• Aucun résultat trouvé

G. Brachypodium distachyon un modèle végétal pour les graminées

3. Processus biologiques étudiés

Brachypodium distachyon est utilisé de manière croissante pour étudier de nombreux processus biologiques de développement, d’évolution ou de réponse à des stress abiotiques / biotiques (Catalan et al., 2014). Nous nous concentrerons par la suite sur quelques exemples précis.

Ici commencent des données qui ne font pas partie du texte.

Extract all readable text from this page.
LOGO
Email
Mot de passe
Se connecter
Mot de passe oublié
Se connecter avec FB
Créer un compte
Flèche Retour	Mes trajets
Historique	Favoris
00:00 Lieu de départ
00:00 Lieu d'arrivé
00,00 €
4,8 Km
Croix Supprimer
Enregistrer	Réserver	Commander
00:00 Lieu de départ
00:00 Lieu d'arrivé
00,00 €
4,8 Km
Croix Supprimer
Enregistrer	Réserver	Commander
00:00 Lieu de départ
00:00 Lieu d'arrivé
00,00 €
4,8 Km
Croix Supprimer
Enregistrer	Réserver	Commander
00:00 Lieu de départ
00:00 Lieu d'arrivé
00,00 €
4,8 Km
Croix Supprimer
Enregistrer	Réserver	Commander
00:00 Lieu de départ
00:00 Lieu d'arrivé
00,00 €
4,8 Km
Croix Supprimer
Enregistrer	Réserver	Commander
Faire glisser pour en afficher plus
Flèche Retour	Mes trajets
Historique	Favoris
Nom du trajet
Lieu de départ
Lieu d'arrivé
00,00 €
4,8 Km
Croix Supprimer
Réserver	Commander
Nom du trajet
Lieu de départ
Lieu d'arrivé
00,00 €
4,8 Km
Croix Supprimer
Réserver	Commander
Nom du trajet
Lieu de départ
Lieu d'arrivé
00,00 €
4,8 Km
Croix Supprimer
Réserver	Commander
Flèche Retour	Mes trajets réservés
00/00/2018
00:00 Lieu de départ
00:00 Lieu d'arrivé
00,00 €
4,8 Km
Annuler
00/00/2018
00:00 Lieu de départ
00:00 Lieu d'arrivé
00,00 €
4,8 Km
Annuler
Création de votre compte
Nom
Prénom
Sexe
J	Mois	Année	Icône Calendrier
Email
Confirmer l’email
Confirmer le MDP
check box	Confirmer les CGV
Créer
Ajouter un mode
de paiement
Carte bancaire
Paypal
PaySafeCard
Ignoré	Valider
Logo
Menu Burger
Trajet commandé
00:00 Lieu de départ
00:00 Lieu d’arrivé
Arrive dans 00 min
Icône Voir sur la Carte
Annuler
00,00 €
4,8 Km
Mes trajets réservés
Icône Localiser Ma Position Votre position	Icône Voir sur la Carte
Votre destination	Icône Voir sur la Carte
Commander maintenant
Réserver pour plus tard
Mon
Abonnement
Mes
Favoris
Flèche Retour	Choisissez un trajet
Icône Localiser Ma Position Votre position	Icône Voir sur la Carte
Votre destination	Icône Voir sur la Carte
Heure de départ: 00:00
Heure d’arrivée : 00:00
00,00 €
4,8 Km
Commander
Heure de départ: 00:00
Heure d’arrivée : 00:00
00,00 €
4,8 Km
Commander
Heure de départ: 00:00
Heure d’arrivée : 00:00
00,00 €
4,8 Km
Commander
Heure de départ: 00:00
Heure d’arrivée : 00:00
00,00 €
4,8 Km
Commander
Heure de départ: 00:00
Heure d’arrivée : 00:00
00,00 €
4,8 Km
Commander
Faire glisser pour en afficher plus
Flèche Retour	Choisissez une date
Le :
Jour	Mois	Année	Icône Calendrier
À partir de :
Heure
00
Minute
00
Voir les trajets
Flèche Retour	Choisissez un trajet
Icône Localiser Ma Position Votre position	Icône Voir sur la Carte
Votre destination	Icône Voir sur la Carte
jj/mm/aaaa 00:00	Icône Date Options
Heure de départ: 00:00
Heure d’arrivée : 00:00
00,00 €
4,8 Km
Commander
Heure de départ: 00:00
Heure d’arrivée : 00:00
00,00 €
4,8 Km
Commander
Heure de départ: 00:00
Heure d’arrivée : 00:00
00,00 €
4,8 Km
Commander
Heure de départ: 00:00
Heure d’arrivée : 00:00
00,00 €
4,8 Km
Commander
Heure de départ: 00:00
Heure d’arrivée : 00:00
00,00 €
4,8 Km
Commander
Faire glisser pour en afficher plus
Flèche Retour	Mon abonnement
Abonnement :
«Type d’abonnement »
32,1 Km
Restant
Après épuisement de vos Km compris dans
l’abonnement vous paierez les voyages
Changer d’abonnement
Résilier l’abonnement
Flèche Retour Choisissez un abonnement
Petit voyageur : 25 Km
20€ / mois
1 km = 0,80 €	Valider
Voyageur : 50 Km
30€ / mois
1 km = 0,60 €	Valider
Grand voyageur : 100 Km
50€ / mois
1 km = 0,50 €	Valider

a. La saccharification un élément majeur pour la production de bioéthanol

La saccharification consiste à transformer (généralement par hydrolyse) en sucres simples (glucose ou saccharose) les matières à base d’amidon ou de cellulose. La production de bioéthanol à partir de résidus de grandes cultures ou de plantes cultivées dans ce but comme Miscanthus, se heurte à la présence de lignine dans les parois végétales. En effet, plus la teneur en lignine dans les tissus végétaux est importante moins le rendement de l’hydrolyse de la cellulose en sucre simple est efficace (Nakagame et al., 2011). La composition monosaccharidique de la paroi primaire de B. distachyon est similaire à celle d’H. vulgare et T. aestivum (Christensen et al., 2010), cependant elle diffère de celle de ces deux espèces par son plus faible niveau de substitution d’arabinoxylane dans l’hémicellulose (Christensen et al., 2010). La mutation du gène BdCAD1 codant pour une cinnamyl alcool déshydrogénase (CAD) chez B. distachyon réduit de 20% l’activité CAD, de 20 à 26% la teneur en lignine Klason dans les tiges et augmente la saccharification de 45% en comparaison aux plantes sauvages (Bouvier d'Yvoire et al., 2013). De plus, les auteurs ont montré que la biomasse produite n’est pas différente entre les lignées mutantes pour le gène CAD1 et les plantes sauvages, ce qui rend la réduction partielle de l’activité CAD, spécifique à la formation de la lignine, une piste intéressante à explorer pour améliorer la saccharification des plantes en C3.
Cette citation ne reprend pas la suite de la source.